Discussion in 'Technical Analysis' started by options4me, Oct 1, 2008.

  1. I have been a real supporter of using the Fibonacci Retracement and Extentions for trading targets on daytrading.
    Just thought I would post my observations for the past two days.

    If you plot the first major S/R in the opening hour, this is what you get...
    Normally use the -132.8 and the -161.8 as a reversal point to enter a trade. (yesterday was an exception)


  2. Here is what happen after it hit the -161.8% level....

  3. Lets see where it goes to today.
    Looking for a reversal (buying opportunity ) between the -132 / -161 Retracement range.

  4. Looks interesting....based on your handle, do you make options trades in the 138-161 zone?
  5. I was looking at another play that has a great range in daytime movement, and it seem to follow the same Fibo patterns.

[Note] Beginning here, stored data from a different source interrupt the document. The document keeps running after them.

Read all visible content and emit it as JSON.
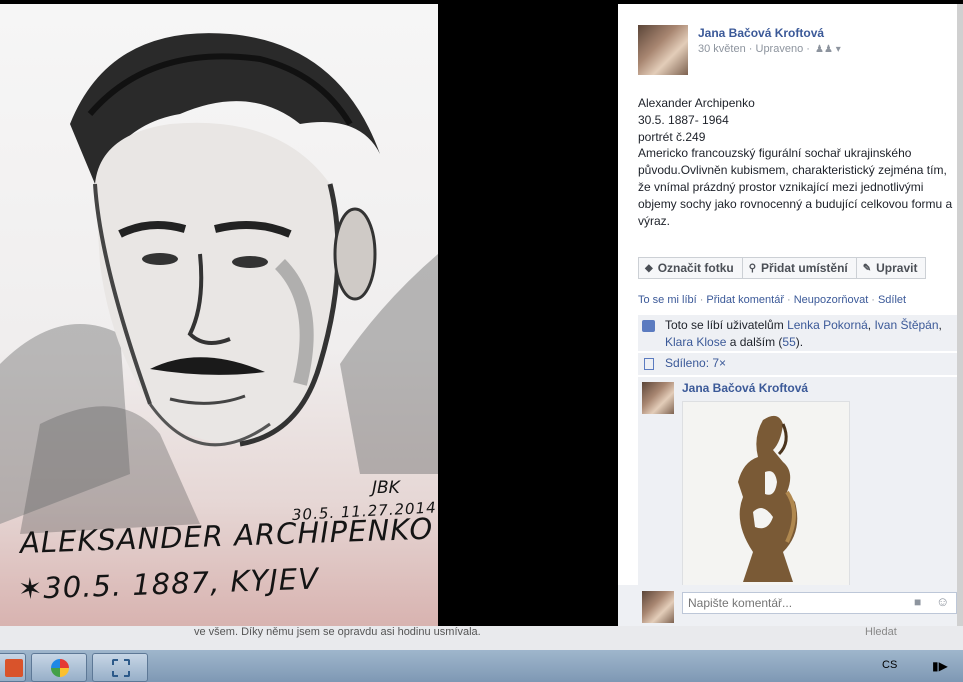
{
  "drawing": {
    "caption_line1": "ALEKSANDER ARCHIPENKO",
    "caption_line2": "✶30.5. 1887, KYJEV",
    "signature": "JBK",
    "date": "30.5. 11.27.2014"
  },
  "post": {
    "author": "Jana Bačová Kroftová",
    "date": "30 květen",
    "edited": "Upraveno",
    "meta_sep": "·",
    "audience_icon": "friends-icon",
    "text": [
      "Alexander Archipenko",
      "30.5. 1887- 1964",
      "portrét č.249",
      "Americko francouzský figurální sochař ukrajinského původu.Ovlivněn kubismem, charakteristický zejména tím, že vnímal prázdný prostor vznikající mezi jednotlivými objemy sochy jako rovnocenný a budující celkovou formu a výraz."
    ]
  },
  "actions": {
    "tag": "Označit fotku",
    "location": "Přidat umístění",
    "edit": "Upravit"
  },
  "links": {
    "like": "To se mi líbí",
    "comment": "Přidat komentář",
    "notify": "Neupozorňovat",
    "share": "Sdílet",
    "sep": "·"
  },
  "likes": {
    "prefix": "Toto se líbí uživatelům ",
    "user1": "Lenka Pokorná",
    "comma1": ", ",
    "user2": "Ivan Štěpán",
    "comma2": ", ",
    "user3": "Klara Klose",
    "middle": " a dalším (",
    "count": "55",
    "suffix": ")."
  },
  "shares": {
    "label": "Sdíleno: 7×"
  },
  "comment": {
    "author": "Jana Bačová Kroftová"
  },
  "comment_input": {
    "placeholder": "Napište komentář..."
  },
  "background_page": {
    "text": "ve všem. Díky němu jsem se opravdu asi hodinu usmívala.",
    "search": "Hledat"
  },
  "taskbar": {
    "language": "CS"
  },
  "colors": {
    "link": "#3b5998",
    "panel_bg": "#ffffff",
    "likes_bg": "#eef0f4",
    "taskbar": "#8aa4bf"
  }
}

    Will check back later to see how the Oct 50 put does now that it has started a retraced near the -161.8 range.
  6. I have made a few on the reversals when it hits that range, but I also will place a trade in the trend direction after the opening S/R has been established. Use these Fib levels as a targets to exit also.
  7. mxjones


    I am a supporter of Fibs too. Check out Trader-X's blog - there are several years worth of charts there. His analysis does not seem as detailed as yours, but it has helped me. And you can't beat the price - free.
  8. Here is another example of the Opening hour High / Low, setting the pace for a nice Fibonacci play.

  9. I am a huge fan of fib retracements and extensions for targets and pivot points. I've done some trading videos explaining how I use them. Feel free to check them out here...

    Chris Dunn
  10. fib levels are not more significant than any other level. Studies such as the following (attached):

    "Our conclusion must be that there is no significant difference between the frequencies with which price and time ratios occur in cycles in the Dow Jones Industrial Average, and frequencies which we would expect to occur at random in such a time series. In our introduction, we noted that empirical evidence from academic studies suggests that not all of technical analysis can be dismissed prima facie. The evidence from this paper suggests that the idea that round fractions and Fibonacci ratios occur in the Dow can be dismissed."